The situation recalls San Diego’s struggles to shut down hundreds of unlicensed cannabis storefronts as the city began permitting legal dispensaries for the first time in 2014.

After several years of limited success with civil injunctions based on zoning violations, then-City Attorney Jan Goldsmith began criminally prosecuting unlicensed operators and their landlords in early 2016.

The number of illegal storefronts dropped from about 300 to nearly zero by 2018, when Mara Elliott succeeded Goldsmith.

Since then, new illegal storefronts have not emerged. But dozens of illegal delivery services have begun operating using unmarked cars and concealing their storage sites.

Rogers said it’s crucial for the city to shut down illegal cannabis operations so that legal dispensaries don’t face unfair competition from businesses that pay no taxes and flout many strict city and state regulations.

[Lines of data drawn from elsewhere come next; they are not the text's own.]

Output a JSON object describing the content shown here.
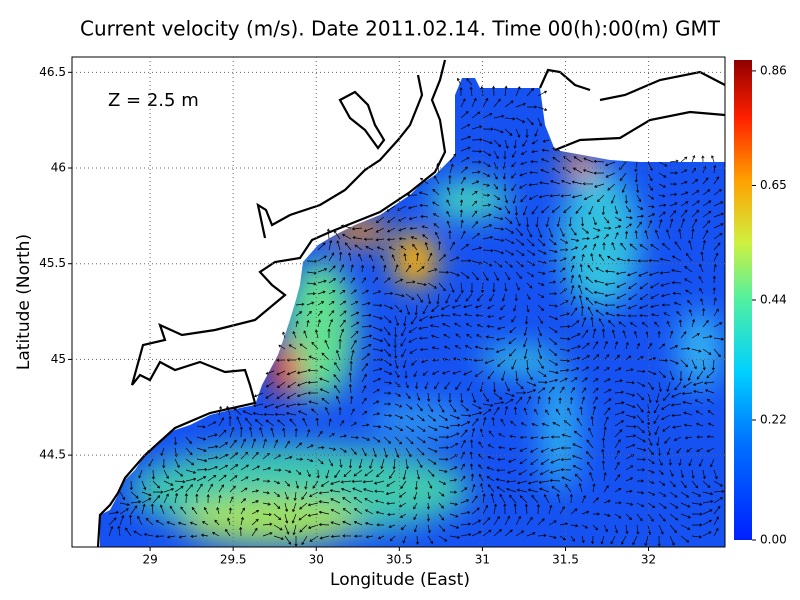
{
  "chart_data": {
    "type": "map",
    "title": "Current velocity (m/s). Date 2011.02.14. Time 00(h):00(m) GMT",
    "annotation": "Z = 2.5 m",
    "x_label": "Longitude (East)",
    "y_label": "Latitude (North)",
    "xlim": [
      28.53,
      32.46
    ],
    "ylim": [
      44.02,
      46.58
    ],
    "xticks": [
      29,
      29.5,
      30,
      30.5,
      31,
      31.5,
      32
    ],
    "yticks": [
      44.5,
      45,
      45.5,
      46,
      46.5
    ],
    "grid": true,
    "colorbar": {
      "lim": [
        0,
        0.88
      ],
      "ticks": [
        {
          "value": 0,
          "label": "0.00"
        },
        0.22,
        0.44,
        0.65,
        0.86
      ]
    }
  }
}
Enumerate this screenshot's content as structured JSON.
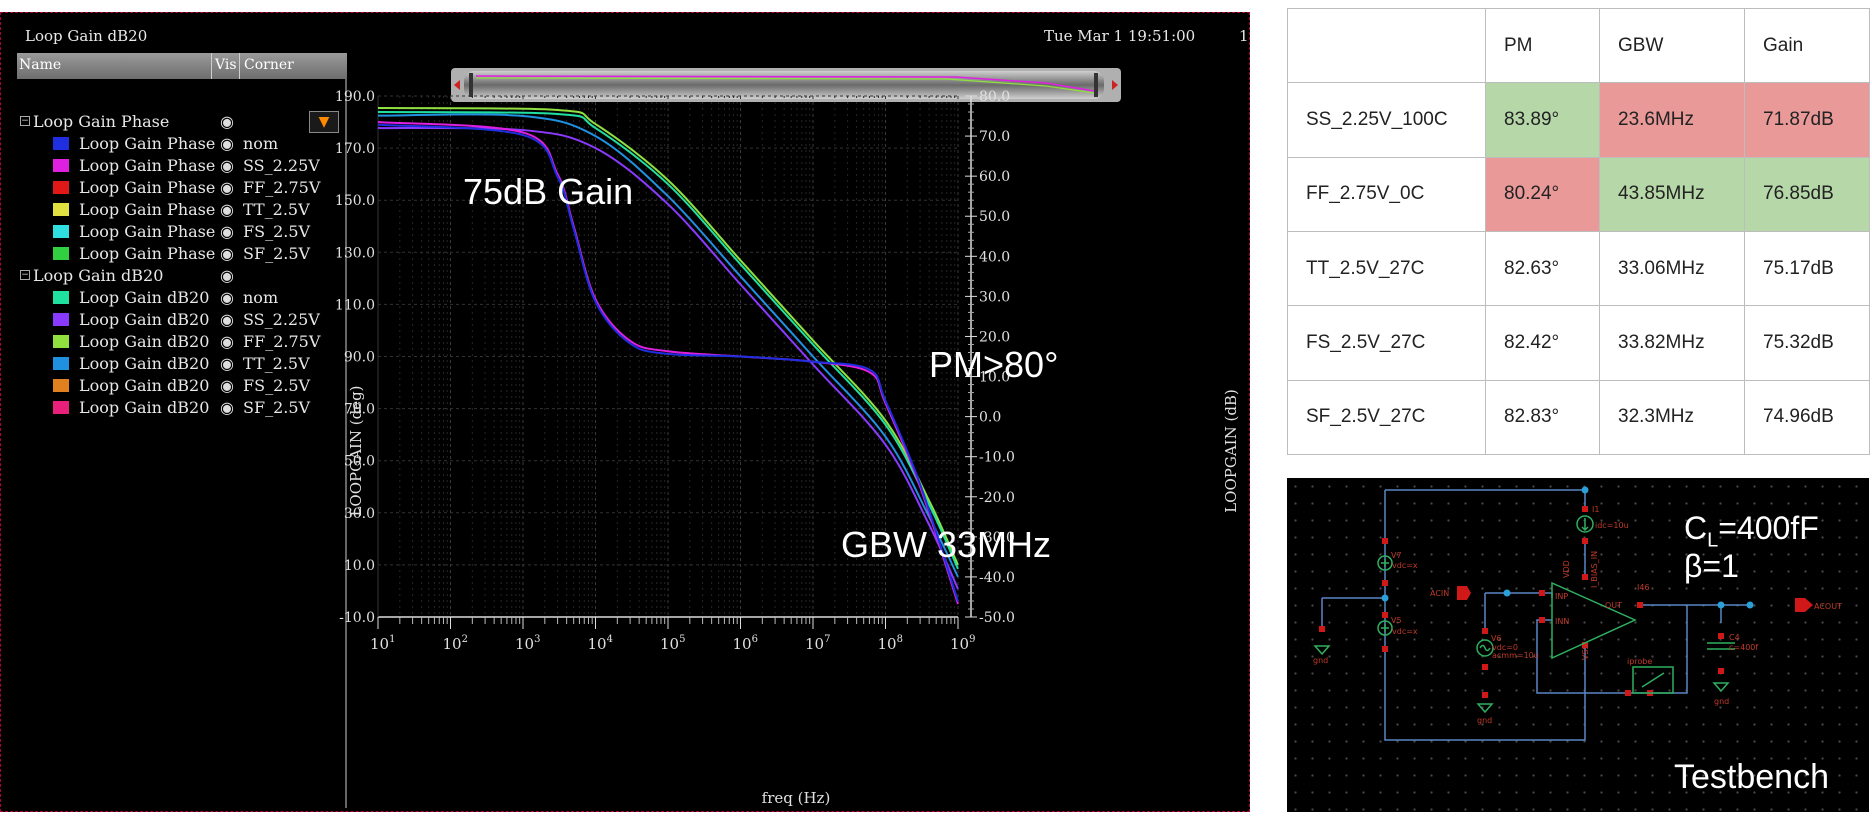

Those regulations include requirements to test their cannabis products, have security guards on site, have security cameras and conduct background checks on all workers.

In a formal demand letter to the city, Rogers said illegal cannabis businesses can charge much less than legal operations because of lower overhead, which threatens to put the legal operations out of business.

“A Green Alternative operates in strict compliance with laws including regulations regarding security, product safety and age restrictions,” the letter says. “We may be forced to seek judicial intervention as AGA is on the brink of insolvency due to this ongoing activity.”

In addition, the city and state recently widened the price gap between legal and illegal operations by hiking the taxes dispensaries must pay.

In March, San Diego raised its city cannabis tax from 8% to 10% — a figure equal to the highest rate in California and significantly higher than the rates of all other local cities. The state cannabis tax rose from 15% to 19% on July 1.

Those two changes pushed the total tax paid by legal dispensaries on each sale to more than 35%.

Rogers said it’s particularly frustrating that city officials have been slow to shut the nearby tent down when they were so quick last year to shut down yoga classes at the beach officials deemed illegal.

Those classes resumed this spring after courts ruled against the city’s restrictions.

“The fact that this is going on in daylight next to a public sidewalk is shocking,” Rogers said. “Is this going on in other communities? If so, how much tax revenue has the city lost?”

Easter said he hasn’t been made aware of any similar illegal operations elsewhere in the city. He said police will aggressively investigate such operations if they are made aware.

“If the community lets us know, we will do our best to do something about it,” he said.

Before the police, Rogers contacted city code enforcement, which confirmed the illegal operation on Aug. 1 and informed the Police Department.

Rogers said police responded to a stabbing at the tent on Aug. 12, so they have been aware of it at least since then.

A Green Alternative became the first dispensary in San Diego to receive a license in 2014 and the first to open in 2015. Its address is 2335 Roll Drive in Otay Mesa.